Comment nos dirigeants font-ils des choix ?


Par Ugo Bardi – Le 5 novembre 2018 – Source CassandraLegacy

Récemment, Michael Liebreich a publié un article intitulé « Le secret de la croissance éternelle ». J’ai réfléchi dans ma tête à la question de savoir s’il convenait de passer du temps à discuter d’un autre méli-mélo de légendes, y compris celle qui est désormais un classique, les « erreurs » que le Club de Rome aurait commises dans le rapport de 1972, Les limites de la croissance. Finalement, j’ai décidé que cela valait un article, non pas tant parce que l’article de Liebreich est particulièrement malavisé ou idiot, mais parce qu’il illustre un point fondamental de notre civilisation : qui, et comment, prend les décisions ? Sur quelle base ?

En fin de compte, je pense que nous avons un problème épistémologique, la question de la nature de la connaissance. Pour prendre des décisions, vous devez savoir ce que vous faites, du moins en principe. En d’autres termes, il faut une sorte de « modèle » de la réalité pour pouvoir agir sur elle. C’est Jay Forrester, le père de la dynamique des systèmes et l’auteur du rapport Les limites de la croissance, qui a souligné que  (World Dynamics, 1971, p. 14) :

Tout le monde utilise des modèles tout le temps. Chaque personne dans sa vie privée et dans sa vie communautaire utilise des modèles pour la prise de décision. L’image mentale du monde qui nous entoure, portée dans la tête de chacun, est un modèle. On n’a pas une famille, une entreprise, une ville, un gouvernement ou un pays dans sa tête. On n’a sélectionné des concepts et des relations qu’on utilise pour représenter le système réel.

Et la grande question est de savoir d’où viennent ces « concepts sélectionnés ». J’ai l’impression que l’esprit de nos dirigeants est un mélange d’idées et de concepts greffés à partir de messages aléatoires qui viennent des médias. Nos dirigeants n’utilisent aucun modèle quantitatif pour prendre leurs décisions, seulement des caprices et des sentiments. C’est ainsi qu’une idée telle que Make America Great Again est née.

Le fait est qu’il semble exister une certaine convergence d’idées et de concepts dans le domaine des médias. D’une manière ou d’une autre, un consensus tend à apparaître et il est renforcé par la répétition. C’est ainsi que les dirigeants du monde ont tendance à supposer l’existence de certaines vérités évidentes, comme le fait que la croissance économique est toujours bonne.

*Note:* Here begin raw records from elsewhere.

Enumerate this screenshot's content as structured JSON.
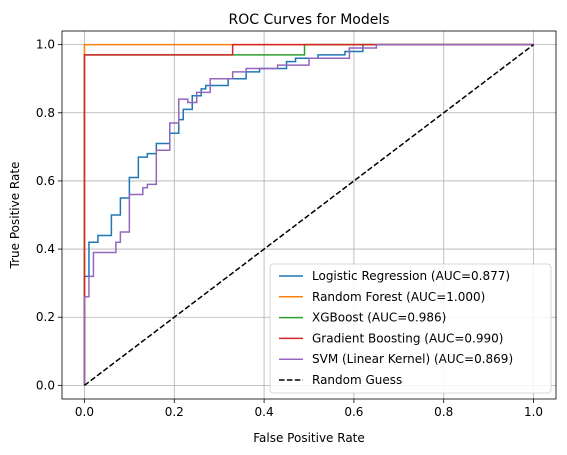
{
  "chart_data": {
    "type": "line",
    "title": "ROC Curves for Models",
    "xlabel": "False Positive Rate",
    "ylabel": "True Positive Rate",
    "xlim": [
      -0.05,
      1.05
    ],
    "ylim": [
      -0.04,
      1.04
    ],
    "xticks": [
      0.0,
      0.2,
      0.4,
      0.6,
      0.8,
      1.0
    ],
    "yticks": [
      0.0,
      0.2,
      0.4,
      0.6,
      0.8,
      1.0
    ],
    "xtick_labels": [
      "0.0",
      "0.2",
      "0.4",
      "0.6",
      "0.8",
      "1.0"
    ],
    "ytick_labels": [
      "0.0",
      "0.2",
      "0.4",
      "0.6",
      "0.8",
      "1.0"
    ],
    "grid": true,
    "legend_position": "lower-right",
    "series": [
      {
        "name": "Logistic Regression (AUC=0.877)",
        "color": "#1f77b4",
        "dash": "solid",
        "x": [
          0,
          0,
          0.01,
          0.01,
          0.03,
          0.03,
          0.06,
          0.06,
          0.08,
          0.08,
          0.1,
          0.1,
          0.12,
          0.12,
          0.14,
          0.14,
          0.16,
          0.16,
          0.19,
          0.19,
          0.21,
          0.21,
          0.22,
          0.22,
          0.24,
          0.24,
          0.26,
          0.26,
          0.27,
          0.27,
          0.32,
          0.32,
          0.36,
          0.36,
          0.39,
          0.39,
          0.45,
          0.45,
          0.47,
          0.47,
          0.52,
          0.52,
          0.58,
          0.58,
          0.62,
          0.62,
          1.0
        ],
        "y": [
          0,
          0.32,
          0.32,
          0.42,
          0.42,
          0.44,
          0.44,
          0.5,
          0.5,
          0.55,
          0.55,
          0.61,
          0.61,
          0.67,
          0.67,
          0.68,
          0.68,
          0.71,
          0.71,
          0.74,
          0.74,
          0.78,
          0.78,
          0.81,
          0.81,
          0.85,
          0.85,
          0.87,
          0.87,
          0.88,
          0.88,
          0.9,
          0.9,
          0.92,
          0.92,
          0.93,
          0.93,
          0.95,
          0.95,
          0.96,
          0.96,
          0.97,
          0.97,
          0.98,
          0.98,
          1.0,
          1.0
        ]
      },
      {
        "name": "Random Forest (AUC=1.000)",
        "color": "#ff7f0e",
        "dash": "solid",
        "x": [
          0,
          0,
          1.0
        ],
        "y": [
          0,
          1.0,
          1.0
        ]
      },
      {
        "name": "XGBoost (AUC=0.986)",
        "color": "#2ca02c",
        "dash": "solid",
        "x": [
          0,
          0,
          0.33,
          0.33,
          0.49,
          0.49,
          1.0
        ],
        "y": [
          0,
          0.97,
          0.97,
          0.97,
          0.97,
          1.0,
          1.0
        ]
      },
      {
        "name": "Gradient Boosting (AUC=0.990)",
        "color": "#d62728",
        "dash": "solid",
        "x": [
          0,
          0,
          0.33,
          0.33,
          0.65,
          0.65,
          1.0
        ],
        "y": [
          0,
          0.97,
          0.97,
          1.0,
          1.0,
          1.0,
          1.0
        ]
      },
      {
        "name": "SVM (Linear Kernel) (AUC=0.869)",
        "color": "#9467bd",
        "dash": "solid",
        "x": [
          0,
          0,
          0.01,
          0.01,
          0.02,
          0.02,
          0.07,
          0.07,
          0.08,
          0.08,
          0.1,
          0.1,
          0.13,
          0.13,
          0.14,
          0.14,
          0.16,
          0.16,
          0.19,
          0.19,
          0.21,
          0.21,
          0.23,
          0.23,
          0.25,
          0.25,
          0.28,
          0.28,
          0.33,
          0.33,
          0.36,
          0.36,
          0.43,
          0.43,
          0.5,
          0.5,
          0.59,
          0.59,
          0.65,
          0.65,
          1.0
        ],
        "y": [
          0,
          0.26,
          0.26,
          0.32,
          0.32,
          0.39,
          0.39,
          0.42,
          0.42,
          0.45,
          0.45,
          0.56,
          0.56,
          0.58,
          0.58,
          0.59,
          0.59,
          0.69,
          0.69,
          0.77,
          0.77,
          0.84,
          0.84,
          0.83,
          0.83,
          0.86,
          0.86,
          0.9,
          0.9,
          0.92,
          0.92,
          0.93,
          0.93,
          0.94,
          0.94,
          0.96,
          0.96,
          0.99,
          0.99,
          1.0,
          1.0
        ]
      },
      {
        "name": "Random Guess",
        "color": "#000000",
        "dash": "dashed",
        "x": [
          0,
          1
        ],
        "y": [
          0,
          1
        ]
      }
    ]
  }
}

L’article de Liebrich est un bon exemple de ce processus. Nous avons un article écrit par quelqu’un qui a de l’influence : il est collaborateur senior chez Bloomberg, et aussi ingénieur. Ce qui est le plus décourageant, c’est qu’il se base sur des idées à moitié cuites, des interprétations superficielles, des demi-vérités et des légendes. À titre d’exemple, nous lisons dans l’article que :

« … un groupe d’écologistes concernés, se faisant appeler le Club de Rome, a invité l’un des doyens du nouveau domaine de la modélisation informatique, Jay Forrester, à créer une simulation de l’économie mondiale et son interaction avec l’environnement. En 1972, sa merveilleuse boîte noire a produit un autre best-seller, ‘Les limites de la croissance’, qui prétendait prouver que presque toutes les combinaisons de paramètres économiques se soldaient non seulement par un ralentissement de la croissance, mais aussi par un dépassement des limites et un effondrement. Cette constatation, si agréable aux créateurs du modèle, découlait entièrement d’erreurs dans sa structure, comme l’a fait remarquer un jeune professeur d’économie de Yale, William Nordhaus, qui avait alors la tête fraîche. »

Notez comment Liebrich fournit une référence au livre Les limites de la croissance, mais aucune pour le supposé « mettant en évidence les erreurs dans sa structure » par le « visage frais » William Nordhaus. La réalité est que Nordhaus a écrit un article critiquant Forrester en 1973 auquel Forrester a répondu avec un autre article, défendant son approche. Il est parfaitement légitime de penser que Nordhaus avait raison et Forrester tort, mais vous ne pouvez pas dire que les prétendues « erreurs » du modèle sont un fait établi. J’en ai parlé dans mon livre Les limites de la croissance revisitées et dans un article récent sur Cassandra’s legacy. Fondamentalement, Liebrich a rapporté une légende sans trop se soucier de la vérifier.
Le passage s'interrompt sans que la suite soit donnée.